= Toby Maduot =

South Sudanese politician

Dr. Toby Maduot Parek (1936-May 24, 2012), was the chairman of the Sudan African National Union (SANU), a member of parliament in the government of southern Sudan (GOSS) Legislative Assembly, and a member of the Sudanese Group for Human Rights (SGHR).

== Life ==
Toby Maduot was born in Rualbet in Tonj North County (now in Warrap State) in 1936, and after early studies in his native Tonj and secondary school at Ahfad in Omdurman, he completed his medical training at Charles University in Czechoslovakia.
Following his return from Eastern Europe in 1965, he worked as a medical doctor in central Sudan and Khartoum, and then joined politics as a SANU member under the leadership of late William Deng Nhial Deng Mabuoc. He held posts as a Minister at the Presidency in Khartoum in 1969, and then as the first Southern Commissioner of Bahr El-ghazal in 1971.
After the Addis Ababa Agreement in 1972, he was elected to the People’s Assembly and named the first Minister of Health of the Southern Regional Government. He subsequently held the Information and Housing portfolios under the then High Executive Council for Southern Sudan. However, his greatest contribution was in his field as a Medical Doctor who selflessly served in the all corners of Sudan, and especially during the years of the second civil war when his clinic in El Haj Yousif in Khartoum was a sanctuary and refuge for thousands of displaced South Sudanese and other marginalized Sudanese living in the shantytowns of Khartoum.

Dr. Maduot was a political philosopher and played an instrumental role in shaping the ideology of SANU which later gave birth to Sudan People's Liberation Army/Movement. Working closely with his brother-in-law William Deng Nhial, one of Sudan's most important nationalist leaders in post-independence Sudan, he achieved recognition by the national government as they represented the first southern Sudanese political party. After the 1969 October Revolution, Dr. Maduot served in the cabinet and then was named Commissioner for Bahr al-Ghazal province in 1971.

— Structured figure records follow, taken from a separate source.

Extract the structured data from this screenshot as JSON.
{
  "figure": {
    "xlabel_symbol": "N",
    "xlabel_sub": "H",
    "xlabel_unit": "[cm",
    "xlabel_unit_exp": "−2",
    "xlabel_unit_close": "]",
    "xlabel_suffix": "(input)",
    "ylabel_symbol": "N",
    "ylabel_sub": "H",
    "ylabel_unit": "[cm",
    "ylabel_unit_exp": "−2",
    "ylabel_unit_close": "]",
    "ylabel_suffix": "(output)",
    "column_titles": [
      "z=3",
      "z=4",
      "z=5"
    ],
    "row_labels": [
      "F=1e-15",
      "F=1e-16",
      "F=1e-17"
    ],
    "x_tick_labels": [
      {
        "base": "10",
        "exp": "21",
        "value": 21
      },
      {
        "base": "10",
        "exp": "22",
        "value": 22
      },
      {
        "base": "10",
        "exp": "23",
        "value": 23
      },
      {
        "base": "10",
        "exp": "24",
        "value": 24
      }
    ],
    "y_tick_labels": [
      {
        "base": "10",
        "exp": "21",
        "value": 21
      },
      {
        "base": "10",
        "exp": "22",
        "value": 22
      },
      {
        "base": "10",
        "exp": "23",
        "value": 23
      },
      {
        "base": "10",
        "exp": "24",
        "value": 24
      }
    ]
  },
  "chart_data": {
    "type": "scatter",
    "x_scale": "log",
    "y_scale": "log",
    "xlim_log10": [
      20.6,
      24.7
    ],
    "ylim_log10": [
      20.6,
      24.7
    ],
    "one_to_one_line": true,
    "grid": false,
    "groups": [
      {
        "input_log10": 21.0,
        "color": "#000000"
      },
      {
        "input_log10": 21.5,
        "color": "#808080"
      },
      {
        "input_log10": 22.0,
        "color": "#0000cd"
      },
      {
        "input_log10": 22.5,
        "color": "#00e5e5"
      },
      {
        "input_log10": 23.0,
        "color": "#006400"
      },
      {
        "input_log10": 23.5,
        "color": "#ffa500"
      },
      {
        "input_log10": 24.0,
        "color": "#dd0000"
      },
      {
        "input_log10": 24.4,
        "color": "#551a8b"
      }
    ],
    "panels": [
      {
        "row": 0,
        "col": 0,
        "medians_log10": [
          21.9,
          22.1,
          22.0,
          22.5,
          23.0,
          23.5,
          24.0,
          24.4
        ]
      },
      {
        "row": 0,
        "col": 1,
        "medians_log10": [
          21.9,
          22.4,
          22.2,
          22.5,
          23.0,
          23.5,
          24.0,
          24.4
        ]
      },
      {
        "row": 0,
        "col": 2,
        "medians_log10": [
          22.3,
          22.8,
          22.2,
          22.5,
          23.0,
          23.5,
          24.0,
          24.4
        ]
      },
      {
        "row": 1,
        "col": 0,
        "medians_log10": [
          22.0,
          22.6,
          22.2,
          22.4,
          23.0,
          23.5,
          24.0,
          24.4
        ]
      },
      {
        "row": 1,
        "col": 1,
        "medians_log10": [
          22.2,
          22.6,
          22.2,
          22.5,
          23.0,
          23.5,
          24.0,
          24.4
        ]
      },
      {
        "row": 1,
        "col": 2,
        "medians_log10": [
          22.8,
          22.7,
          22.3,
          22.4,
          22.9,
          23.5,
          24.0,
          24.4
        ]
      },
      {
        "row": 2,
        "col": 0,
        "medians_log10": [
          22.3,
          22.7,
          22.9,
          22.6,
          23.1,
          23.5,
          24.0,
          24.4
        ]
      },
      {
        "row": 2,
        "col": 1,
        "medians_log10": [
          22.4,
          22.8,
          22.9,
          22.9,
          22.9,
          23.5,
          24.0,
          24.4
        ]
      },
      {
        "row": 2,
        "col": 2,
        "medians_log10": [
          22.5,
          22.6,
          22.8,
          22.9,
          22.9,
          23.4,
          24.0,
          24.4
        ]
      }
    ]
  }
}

After the signing of the Addis Ababa Agreement of 1972, in which he played a key role, Dr. Maduot became a member of the Southern Region High Executive Council (HEC) as the Minister of Health in the first regional cabinet under Abel Alier, and was elected to the Regional Peoples Assembly. He was subsequently appointed by President Jaafar Nimeiri as the first South Sudanese Commissioner of Bahr elGhazal Region in 1971, and then held several cabinet posts in the HEC under both Abel Alier and Joseph Lagu. Dr. Maduot is a principled human rights activist, secularist thinker, and strong opponent of the war, enslavement, and other disasters that the government has been escalating against the People of Sudan. During the rise of the SPLM/A, Dr. Maduot was one of the few Southern leaders who remained in Khartoum and fought politically as he always did. He operated a small Medical Clinic in one of the most impoverished suburbs of Khartoum in Elhaj Yousif, and devoted himself to fighting for human rights and an end to the war in the South of the country from which most of his patients came. The Sudan government arrested Dr. Maduot continuously along with journalist Alfred Taban, lawyer Mustafa Abdel-Gadir, lawyer Ali Al-Sayed, and many other democratic leaders or professionals who honestly and publicly criticized the regime's repression, war mongering, and non-democracy.

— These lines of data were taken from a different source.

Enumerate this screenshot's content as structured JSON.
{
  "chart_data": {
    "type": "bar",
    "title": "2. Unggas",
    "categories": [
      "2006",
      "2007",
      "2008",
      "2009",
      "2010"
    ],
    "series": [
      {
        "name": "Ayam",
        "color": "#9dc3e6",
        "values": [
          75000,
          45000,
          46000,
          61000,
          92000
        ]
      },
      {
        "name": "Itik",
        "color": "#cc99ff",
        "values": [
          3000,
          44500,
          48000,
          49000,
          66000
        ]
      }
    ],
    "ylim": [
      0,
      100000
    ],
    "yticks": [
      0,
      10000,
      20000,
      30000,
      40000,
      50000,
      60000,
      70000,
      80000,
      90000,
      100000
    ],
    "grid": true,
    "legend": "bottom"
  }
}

Maduot lived under intensive security surveillance before the peace agreement of 2005. He was repeatedly detained by the regime's security team for years in Khartoum. He was constantly harassed and interrogated but consistently refused to comply with the security team's unlawful procedure, which flagrantly violated international human rights law. On June 28, 2002 SHRO-Cairo issued a follow-up report addressed to the High Commissioner of Human Rights (Geneva), the African Commission on Human Rights (Banjul), and the other human rights organizations. Human rights worldwide call for the release of Dr. Toby Maduot after the government’s extension of his unlawful incarceration irrespective of his urgent need to medical attention at the time. Human rights and others became very involve and Dr. Toby became a known and respected figure as he peacefully shed light on the suffering of his people in Sudan. His Humanitarianism and commitment to democracy and human rights will remain his shining legacy for years to come. Late Dr. Toby Maduot was a husband to Mrs. Carmen Kwei Mawien, Late Mrs. Victoria Yar Arol (a pioneering politician in her own right), and Mrs. Sarah Paul Lako. 18 children and 12 grandchildren survive him. His body rests in Tonj, South Sudan.